UPMC Mercy Burn Center Teams Up with Local Fire Departments to Provide Smoke Detectors

By: Beth Mausteller

When fire breaks out in a home, minutes or even seconds can mean the difference between life and death. The UPMC Mercy Burn Center is teaming up with local fire departments to give people the early warning that could save lives. The burn center gifted 500 smoke detectors to the fire departments to provide for people in need.  

Patients from 40 house fires were treated at the UPMC Mercy Burn Center last year. Dr. Jenny Ziembicki, medical director of the UPMC Mercy Burn Center, hopes this effort will reduce that number.  

“A burn injury is a very painful injury,” Ziembicki said. “It’s an injury that patients will have to live with for the rest of their lives. It can change the way they see themselves, and how the rest of the world sees them. We hope by donating these smoke detectors, we can help prevent some of those injuries,” she added.       

Tom Bell, chief of the Greensburg volunteer fire department, says this program will save lives.   “There’s no doubt about it. Early detection is the best protection,” Bell said. He also reminds people to check the batteries in their smoke detectors twice a year and make an evacuation plan with your family in case of an emergency.  

Rick Steele, Greensburg Volunteer Fire Dept (left) Rodger Gennaro, UPMC (center) Tom Bell, Greensburg Volunteer Fire Dept (right)


In 2020, there were approximately 372,000 residential fires in the United States. Those fires lead to more than 2,500 deaths and more than 11,000 injuries. Rick Steele, president of the Greensburg volunteer fire department, says tragedies happen every day, and this gift could prevent the next one.   “This is the essential early detection that provides us the opportunity to get there faster and to hopefully save people’s lives,” said Steele said.    

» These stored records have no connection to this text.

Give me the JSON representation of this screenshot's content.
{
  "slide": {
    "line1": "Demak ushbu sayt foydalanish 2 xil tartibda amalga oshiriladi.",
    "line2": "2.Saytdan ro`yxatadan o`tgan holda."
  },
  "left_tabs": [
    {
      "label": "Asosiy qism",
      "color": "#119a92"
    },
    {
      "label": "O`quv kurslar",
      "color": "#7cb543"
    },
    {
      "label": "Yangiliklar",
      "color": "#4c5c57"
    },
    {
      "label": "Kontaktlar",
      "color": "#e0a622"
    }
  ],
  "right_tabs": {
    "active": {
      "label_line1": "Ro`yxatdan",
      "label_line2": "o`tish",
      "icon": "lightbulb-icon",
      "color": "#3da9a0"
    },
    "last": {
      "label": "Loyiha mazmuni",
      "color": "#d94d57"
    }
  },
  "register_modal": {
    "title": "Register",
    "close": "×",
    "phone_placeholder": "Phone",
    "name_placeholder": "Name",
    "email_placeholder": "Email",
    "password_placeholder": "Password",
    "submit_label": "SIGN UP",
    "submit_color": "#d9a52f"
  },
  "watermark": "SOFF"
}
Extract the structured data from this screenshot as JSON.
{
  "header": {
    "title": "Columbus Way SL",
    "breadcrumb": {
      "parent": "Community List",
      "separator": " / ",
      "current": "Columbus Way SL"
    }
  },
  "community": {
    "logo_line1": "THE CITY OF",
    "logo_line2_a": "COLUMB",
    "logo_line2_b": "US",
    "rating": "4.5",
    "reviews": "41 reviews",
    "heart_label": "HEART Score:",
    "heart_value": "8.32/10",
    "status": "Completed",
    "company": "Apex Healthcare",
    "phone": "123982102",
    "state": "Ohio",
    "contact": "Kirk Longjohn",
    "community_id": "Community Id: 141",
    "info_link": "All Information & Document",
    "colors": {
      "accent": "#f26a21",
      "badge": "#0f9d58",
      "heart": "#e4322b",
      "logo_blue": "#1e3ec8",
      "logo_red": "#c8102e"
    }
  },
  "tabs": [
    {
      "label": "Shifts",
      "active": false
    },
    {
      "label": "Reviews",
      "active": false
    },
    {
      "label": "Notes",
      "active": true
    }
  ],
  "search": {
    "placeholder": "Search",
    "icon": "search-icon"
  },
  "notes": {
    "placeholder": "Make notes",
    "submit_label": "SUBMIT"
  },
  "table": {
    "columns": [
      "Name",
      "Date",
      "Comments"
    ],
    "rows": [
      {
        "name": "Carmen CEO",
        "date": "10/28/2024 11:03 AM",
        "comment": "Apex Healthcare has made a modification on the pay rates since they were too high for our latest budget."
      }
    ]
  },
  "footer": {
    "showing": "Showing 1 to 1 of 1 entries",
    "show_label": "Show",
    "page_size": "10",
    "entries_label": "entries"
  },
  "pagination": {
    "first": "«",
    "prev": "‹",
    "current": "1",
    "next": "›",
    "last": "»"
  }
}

The gift of the smoke detectors came from the Charles E. Copeland Burn Fund. Dr. Copeland established Mercy Hospital’s Burn Center in 1967. Twenty years later, he established the burn fund to support patients and their families and to advance the mission of the Burn Center. “We are proud to carry on his legacy of providing unparalleled burn care and burn prevention to the people in our communities,” said Ziembicki said 

UPMC Mercy is Western Pennsylvania’s only hospital with a Comprehensive Burn Center and Level I Regional Resource Trauma Center under one roof.